Personal information
- Born: May 10, 1937 San Juan, Puerto Rico
- Died: July 26, 2025 (aged 88)
- Listed height: 6 ft 3 in (1.91 m)
- Listed weight: 176 lb (80 kg)

Career information
- Playing career: 1957–1970
- Position: Forward

Career history
- 1957–1970: Vaqueros de Bayamón

= Evelio Droz =

Puerto Rican basketball player (1937–2025)

Evelio Droz Ramos (/es/; May 10, 1937 – July 26, 2025) was a Puerto Rican basketball player. He played 14 seasons in the Baloncesto Superior Nacional (BSN) for the Vaqueros de Bayamón, helping the team win two championships. As a member of the Puerto Rico men's national basketball team, he competed at the 1960 Summer Olympics and the 1964 Summer Olympics, also winning medals at the 1959 and 1966 Central American and Caribbean Games, as well as the 1959 and 1963 Pan American Games.

==Biography==
Droz was born on May 10, 1937, in San Juan, Puerto Rico. He grew up in the town of Barranquitas. Standing at 6 ft 3 in and weighing 176 lb, he played basketball as a forward and was known for his rebounding and scoring abilities. He was nicknamed "El Potro" (The Colt) and played in Puerto Rico for the Vaqueros de Bayamón in the Baloncesto Superior Nacional (BSN), the first-tier league in the country. Droz spent his entire 14-season professional basketball playing career, which spanned from 1957 to 1970, with the Vaqueros.

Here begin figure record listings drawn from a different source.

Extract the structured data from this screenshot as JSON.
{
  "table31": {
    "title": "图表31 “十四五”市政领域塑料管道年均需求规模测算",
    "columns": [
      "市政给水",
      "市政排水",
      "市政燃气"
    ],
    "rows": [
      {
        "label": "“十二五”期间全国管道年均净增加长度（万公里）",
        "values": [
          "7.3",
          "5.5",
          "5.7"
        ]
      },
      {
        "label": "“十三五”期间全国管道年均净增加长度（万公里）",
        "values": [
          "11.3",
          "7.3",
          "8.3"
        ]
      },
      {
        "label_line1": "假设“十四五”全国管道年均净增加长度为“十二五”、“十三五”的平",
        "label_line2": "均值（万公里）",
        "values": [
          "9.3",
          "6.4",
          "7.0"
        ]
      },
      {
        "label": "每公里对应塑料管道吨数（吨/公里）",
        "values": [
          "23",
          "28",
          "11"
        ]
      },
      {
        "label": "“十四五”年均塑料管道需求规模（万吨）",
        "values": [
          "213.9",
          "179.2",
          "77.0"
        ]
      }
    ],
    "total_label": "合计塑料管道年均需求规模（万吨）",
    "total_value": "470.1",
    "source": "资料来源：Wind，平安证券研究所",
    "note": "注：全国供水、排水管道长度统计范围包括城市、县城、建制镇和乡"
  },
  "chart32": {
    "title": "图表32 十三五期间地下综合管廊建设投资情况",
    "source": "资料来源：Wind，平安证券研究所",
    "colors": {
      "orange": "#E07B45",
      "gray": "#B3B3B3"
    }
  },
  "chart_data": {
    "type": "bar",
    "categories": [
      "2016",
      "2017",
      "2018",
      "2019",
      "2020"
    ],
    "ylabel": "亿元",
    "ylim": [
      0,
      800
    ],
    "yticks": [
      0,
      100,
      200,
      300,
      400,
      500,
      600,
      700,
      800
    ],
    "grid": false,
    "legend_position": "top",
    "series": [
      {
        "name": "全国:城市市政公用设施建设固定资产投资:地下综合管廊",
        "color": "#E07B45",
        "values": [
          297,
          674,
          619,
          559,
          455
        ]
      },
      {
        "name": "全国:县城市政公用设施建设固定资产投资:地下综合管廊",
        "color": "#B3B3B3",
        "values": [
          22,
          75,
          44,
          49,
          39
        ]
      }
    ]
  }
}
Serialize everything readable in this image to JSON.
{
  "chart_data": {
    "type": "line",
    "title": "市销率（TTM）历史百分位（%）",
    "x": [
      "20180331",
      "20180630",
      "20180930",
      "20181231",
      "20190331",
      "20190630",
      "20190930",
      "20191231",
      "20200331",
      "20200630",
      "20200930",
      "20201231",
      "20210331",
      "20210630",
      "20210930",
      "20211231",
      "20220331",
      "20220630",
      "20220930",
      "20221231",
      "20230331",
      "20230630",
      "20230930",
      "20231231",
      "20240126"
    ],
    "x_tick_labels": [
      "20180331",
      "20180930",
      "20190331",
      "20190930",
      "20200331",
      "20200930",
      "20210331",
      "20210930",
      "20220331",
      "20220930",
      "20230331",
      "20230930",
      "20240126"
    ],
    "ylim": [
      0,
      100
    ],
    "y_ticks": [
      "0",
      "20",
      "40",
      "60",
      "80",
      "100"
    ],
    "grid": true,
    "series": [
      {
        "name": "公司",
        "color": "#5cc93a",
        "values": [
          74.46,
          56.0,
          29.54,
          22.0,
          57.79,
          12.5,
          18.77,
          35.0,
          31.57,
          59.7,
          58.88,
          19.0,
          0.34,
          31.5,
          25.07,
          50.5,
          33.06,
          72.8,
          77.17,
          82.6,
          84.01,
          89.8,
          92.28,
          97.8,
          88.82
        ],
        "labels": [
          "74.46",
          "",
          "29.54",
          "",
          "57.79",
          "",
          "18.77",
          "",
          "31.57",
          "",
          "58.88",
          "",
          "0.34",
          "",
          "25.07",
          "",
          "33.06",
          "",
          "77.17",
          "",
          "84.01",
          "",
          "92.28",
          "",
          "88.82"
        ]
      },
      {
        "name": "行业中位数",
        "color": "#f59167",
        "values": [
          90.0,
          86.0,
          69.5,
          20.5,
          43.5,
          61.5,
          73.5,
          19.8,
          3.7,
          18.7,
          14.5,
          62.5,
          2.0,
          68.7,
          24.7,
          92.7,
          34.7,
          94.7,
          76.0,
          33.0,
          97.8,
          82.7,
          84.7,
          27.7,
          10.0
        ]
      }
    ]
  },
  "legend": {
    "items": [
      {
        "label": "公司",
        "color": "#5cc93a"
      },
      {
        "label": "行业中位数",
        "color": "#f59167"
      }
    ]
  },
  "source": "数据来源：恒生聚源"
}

Droz led the league in scoring during the 1959 season with 409 points in 21 games, an average of 19.5 per game. He had one of the best games of his career in 1960 against the Piratas de Quebradillas, recording 44 points. He was considered one of the team's "pillars" during the 1960s, where they began a streak of eight finals appearances in nine seasons from 1967 to 1975. He was a key player on the 1967 and 1969 BSN championship teams and in his final season, 1970, he reached a third league finals, losing to the Piratas. In his professional career, Droz appeared in 260 games and scored 3,987 points, averaging 14.8 points per game. He also averaged 2.9 rebounds over his career.

Droz played several years with the Puerto Rico men's national basketball team, making up "part of the heart of the team" according to Paquito Rodríguez, director of the Puerto Rican Basketball Federation. He was part of a team that won the bronze medal at the 1959 Central American and Caribbean Games in Caracas, Venezuela, then won silver at the 1959 Pan American Games in Chicago. The following year, he was selected to represent Puerto Rico in basketball at the 1960 Summer Olympics in Rome, the first time Puerto Rico competed in basketball at the Olympics. At the Olympics, the team finished 13th. In 1963, Droz competed at the FIBA World Championship and won the bronze medal at the 1963 Pan American Games in São Paulo. He returned to the Olympics in 1964 in Tokyo, helping his team finish fourth. Two years later, he contributed to the gold-medal winning team at the 1966 Central American and Caribbean Games, held in San Juan.

After his playing career, Droz served on the board of directors for the Puerto Rican Basketball Federation. He was inducted into the Puerto Rican Sports Hall of Fame in 1997. He died on July 26, 2025, at the age of 88.